Read the whole thing, but don’t stop there. For all the hand-wringing about income inequality in cities such as Baltimore and Atlanta, it is highly relevant to consider that the party making the biggest fuss about the issue is the one that has dominated politics in these cities for decades.
I’m reminded of a piece in The Atlantic last fall in which Derek Thompson reviewed research about the nation’s 100 largest metro areas by Jed Kolko, the chief economist for Trulia.com. Kolko found inequality tends to be worse, and housing less affordable, in metro areas where Barack Obama’s 2012 margin over Mitt Romney was at least 20 percentage points. The reverse was true — that is, income was more equal and housing more affordable — in areas that went for Romney.
“Kolko’s theory isn’t an outlier.

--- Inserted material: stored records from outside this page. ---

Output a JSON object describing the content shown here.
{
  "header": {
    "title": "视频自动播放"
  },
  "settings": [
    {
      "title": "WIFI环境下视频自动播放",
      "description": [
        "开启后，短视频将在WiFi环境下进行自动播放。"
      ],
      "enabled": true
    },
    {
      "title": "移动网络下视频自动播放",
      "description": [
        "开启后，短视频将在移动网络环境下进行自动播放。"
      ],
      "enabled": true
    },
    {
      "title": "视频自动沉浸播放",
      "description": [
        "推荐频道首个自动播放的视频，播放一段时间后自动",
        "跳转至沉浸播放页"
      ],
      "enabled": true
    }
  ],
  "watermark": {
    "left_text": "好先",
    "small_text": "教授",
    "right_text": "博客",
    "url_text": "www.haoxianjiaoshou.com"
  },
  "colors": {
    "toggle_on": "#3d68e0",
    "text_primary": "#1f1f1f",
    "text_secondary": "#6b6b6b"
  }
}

There is a deep literature tying liberal residents to illiberal housing policies that create affordability crunches for the middle class. In 2010, UCLA economist Matthew Kahn published a study of California cities, which found that liberal metros issued fewer new housing permits. The correlation held over time: As California cities became more liberal, he said, they built fewer homes.
“‘All homeowners have an incentive to stop new housing,’ Kahn told me, ‘because if developers build too many homes, prices fall, and housing is many families’ main asset. But in cities with many Democrats and Green Party members, environmental concerns might also be a factor. The movement might be too eager to preserve the past.’ …
“I asked Kahn if he had a pet theory for why liberals, who tend to be vocal about income inequality, would be more averse to new housing development, which would help lower-income families. He suggested that it could be the result of good intentions gone bad.
“‘Developers pursue their own self-interest,’ Kahn said. ‘If a developer has an acre, and he thinks it should be a shopping mall, he won’t think about neighborhood charm, or historic continuity. Liberals might say that the developer acting in his own self-interest ignores certain externalities, and they’ll apply restrictions. But these restrictions [e.g. historic preservation, environmental preservation, and height ceilings] add up, across a city, even if they’re well-intentioned. The affordability issue will rear its head.'”
My emphasis there at the end. You have probably heard of the magic of compound interest for money and investments. In cities across America, we are seeing the compounding effect of left-wing governance going unchallenged over a span of decades, culminating in the deep-seated problems that now spark protests and riots.
The irony is that the rioters in Baltimore and elsewhere aren’t marching on city halls or setting fire to public offices to show their anger (though they have, in many cases, set fire to police vehicles). Instead, they’re attacking the very private businesses and property that left-wing governance has choked to the point of being unable to offer an alternative model for opportunity and prosperity.
As long as the targets of the rioters’ anger make it obvious they’re intent on carrying out “not a revolt, but a crime spree,” as Williamson aptly puts it, it’s clear they have no interest in identifying the source of the systemic oppression they talk about. This also gives the lie to radical calls to eschew non-violence, or to view appeals to non-violence as a “ruse,” on the premise that the real source of violence and aggression lies within unreformed public services — when these services are of course run by public officials who generally occupy the same space on the political spectrum as the writers.
All of which makes it sadly likely we will see more explosions like the one in Baltimore, not fewer.